Around this age, many families are transitioning from the infant or baby tub to a bigger tub. What safety tools can parents use to make bathing a safer experience for their babies?
Check the water temperature by testing it on your wrist or your elbow. If you’re not sure, it’s better for it to be a little bit cooler than too hot. Scalding can occur quickly. Keep your hot water heater’s temperature max set at 120 degrees Fahrenheit. By default, many manufacturers (and housing complexes) set the water temperature much higher.
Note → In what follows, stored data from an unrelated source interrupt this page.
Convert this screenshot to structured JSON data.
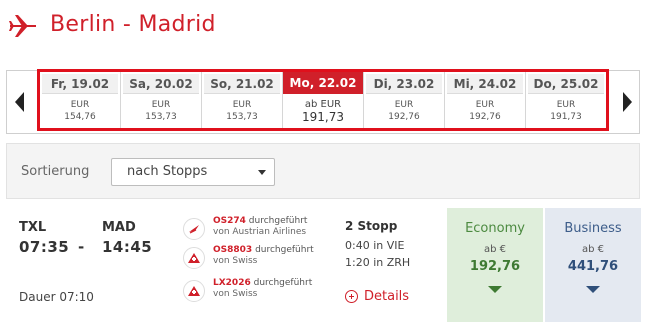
{
  "route": {
    "title": "Berlin - Madrid"
  },
  "dates": [
    {
      "day": "Fr, 19.02",
      "currency": "EUR",
      "price": "154,76"
    },
    {
      "day": "Sa, 20.02",
      "currency": "EUR",
      "price": "153,73"
    },
    {
      "day": "So, 21.02",
      "currency": "EUR",
      "price": "153,73"
    },
    {
      "day": "Mo, 22.02",
      "currency": "ab EUR",
      "price": "191,73"
    },
    {
      "day": "Di, 23.02",
      "currency": "EUR",
      "price": "192,76"
    },
    {
      "day": "Mi, 24.02",
      "currency": "EUR",
      "price": "192,76"
    },
    {
      "day": "Do, 25.02",
      "currency": "EUR",
      "price": "191,73"
    }
  ],
  "sort": {
    "label": "Sortierung",
    "selected": "nach Stopps"
  },
  "flight": {
    "origin": "TXL",
    "destination": "MAD",
    "departure": "07:35",
    "separator": "-",
    "arrival": "14:45",
    "duration": "Dauer 07:10",
    "legs": [
      {
        "number": "OS274",
        "suffix": "durchgeführt",
        "operator": "von Austrian Airlines",
        "icon": "austrian-logo-icon"
      },
      {
        "number": "OS8803",
        "suffix": "durchgeführt",
        "operator": "von Swiss",
        "icon": "swiss-logo-icon"
      },
      {
        "number": "LX2026",
        "suffix": "durchgeführt",
        "operator": "von Swiss",
        "icon": "swiss-logo-icon"
      }
    ],
    "stops": "2 Stopp",
    "layovers": [
      "0:40 in VIE",
      "1:20 in ZRH"
    ],
    "details": "Details"
  },
  "fares": {
    "economy": {
      "class": "Economy",
      "from": "ab €",
      "price": "192,76",
      "color": "#3e7a32"
    },
    "business": {
      "class": "Business",
      "from": "ab €",
      "price": "441,76",
      "color": "#2f4f7a"
    }
  },
  "colors": {
    "brand": "#d0202a",
    "highlight_frame": "#e0101c"
  }
}
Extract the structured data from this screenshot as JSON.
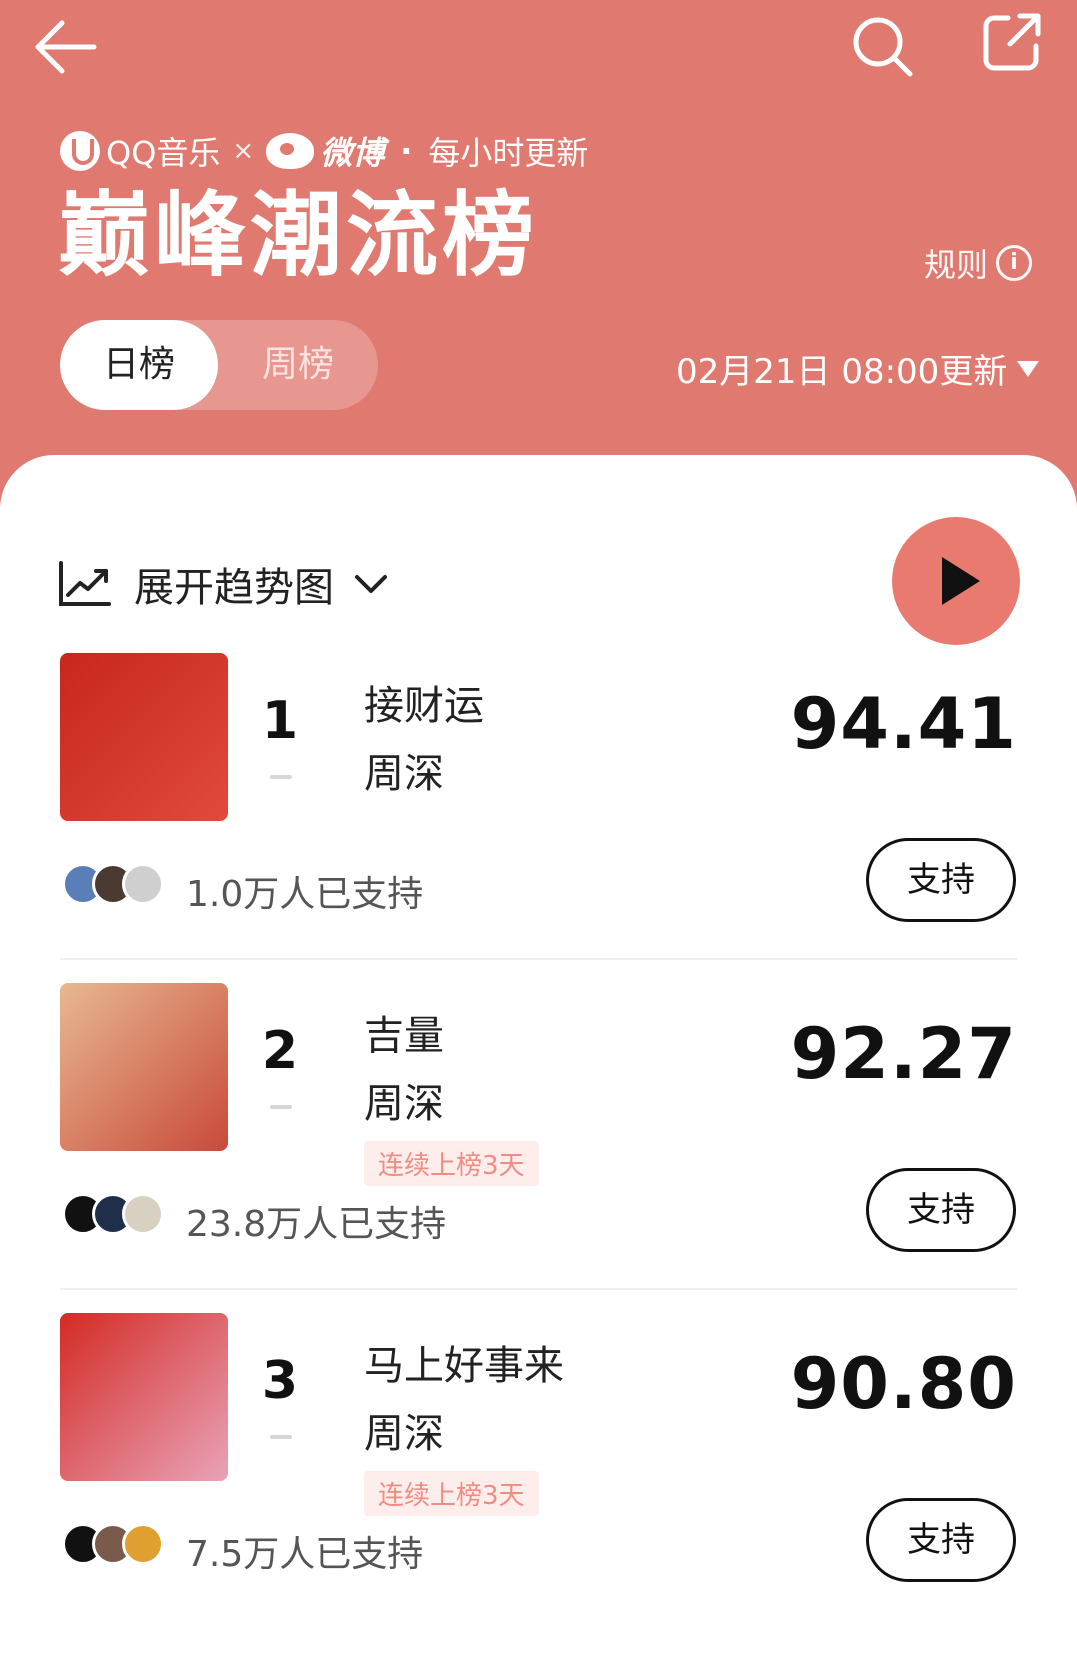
{
  "header": {
    "brand_qq": "QQ音乐",
    "brand_times": "×",
    "brand_weibo": "微博",
    "brand_dot": "·",
    "brand_update_freq": "每小时更新",
    "title": "巅峰潮流榜",
    "rules_label": "规则",
    "rules_icon_glyph": "i",
    "tabs": [
      {
        "label": "日榜",
        "active": true
      },
      {
        "label": "周榜",
        "active": false
      }
    ],
    "update_text": "02月21日 08:00更新"
  },
  "toolbar": {
    "trend_label": "展开趋势图"
  },
  "items": [
    {
      "rank": "1",
      "song": "接财运",
      "artist": "周深",
      "badge": "",
      "score": "94.41",
      "supporters": "1.0万人已支持",
      "support_label": "支持",
      "cover_colors": [
        "#c8261e",
        "#e04a3c"
      ],
      "avatar_colors": [
        "#5a7fb8",
        "#4a3a32",
        "#cfcfcf"
      ]
    },
    {
      "rank": "2",
      "song": "吉量",
      "artist": "周深",
      "badge": "连续上榜3天",
      "score": "92.27",
      "supporters": "23.8万人已支持",
      "support_label": "支持",
      "cover_colors": [
        "#e8b890",
        "#c84a3a"
      ],
      "avatar_colors": [
        "#111111",
        "#1f2f4a",
        "#d8d0c0"
      ]
    },
    {
      "rank": "3",
      "song": "马上好事来",
      "artist": "周深",
      "badge": "连续上榜3天",
      "score": "90.80",
      "supporters": "7.5万人已支持",
      "support_label": "支持",
      "cover_colors": [
        "#d42a24",
        "#e9a3b8"
      ],
      "avatar_colors": [
        "#111111",
        "#7a5a4a",
        "#e0a030"
      ]
    }
  ],
  "colors": {
    "header_bg": "#e07a70",
    "play_button": "#e97a70",
    "badge_text": "#f08d82",
    "badge_bg": "#fdeeec"
  }
}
Wait until the water has filled the tub (and don’t place the baby in a tub with running water). Babies only need 2 to 4 inches of water. A rubber bathmat can help keep the baby from sliding or slipping in the tub. There are also cushioned spout covers, which can help prevent head injuries. Don’t allow your baby to ever touch the faucet handles. Reinforce this notion each time the baby starts to get curious. Keep electric appliances (i.e. hair dryers and curling irons) away from the tub. Better yet, unplug them!
What toys are safe for use in the bathtub?
Bath toys should be BPA, PVC, and phthalate-free. Squirting bath toys tend to collect bacteria within them and easily produce mold spores. Make sure the toys can be cleaned. You may be able to plug the holes with a hot glue gun. One part hot water, one part vinegar, and one part dish soap can be used to clean toys weekly. Diluted bleach is another option to definitively kill mold. Fortunately, many toys are dishwasher safe.
It’s too early to consider toilet training, but is there anything parents can do regarding toilets at this age to lay the groundwork for successful potty training later?
The biggest toilet concern is keeping the child out of the toilet! A toilet lock/guard is a great addition to any bathroom to keep curious hands out. Infants may be curious about their parents’ bowel routines but generally are not ready (intellectually or even physically) to begin toilet training until toddler age.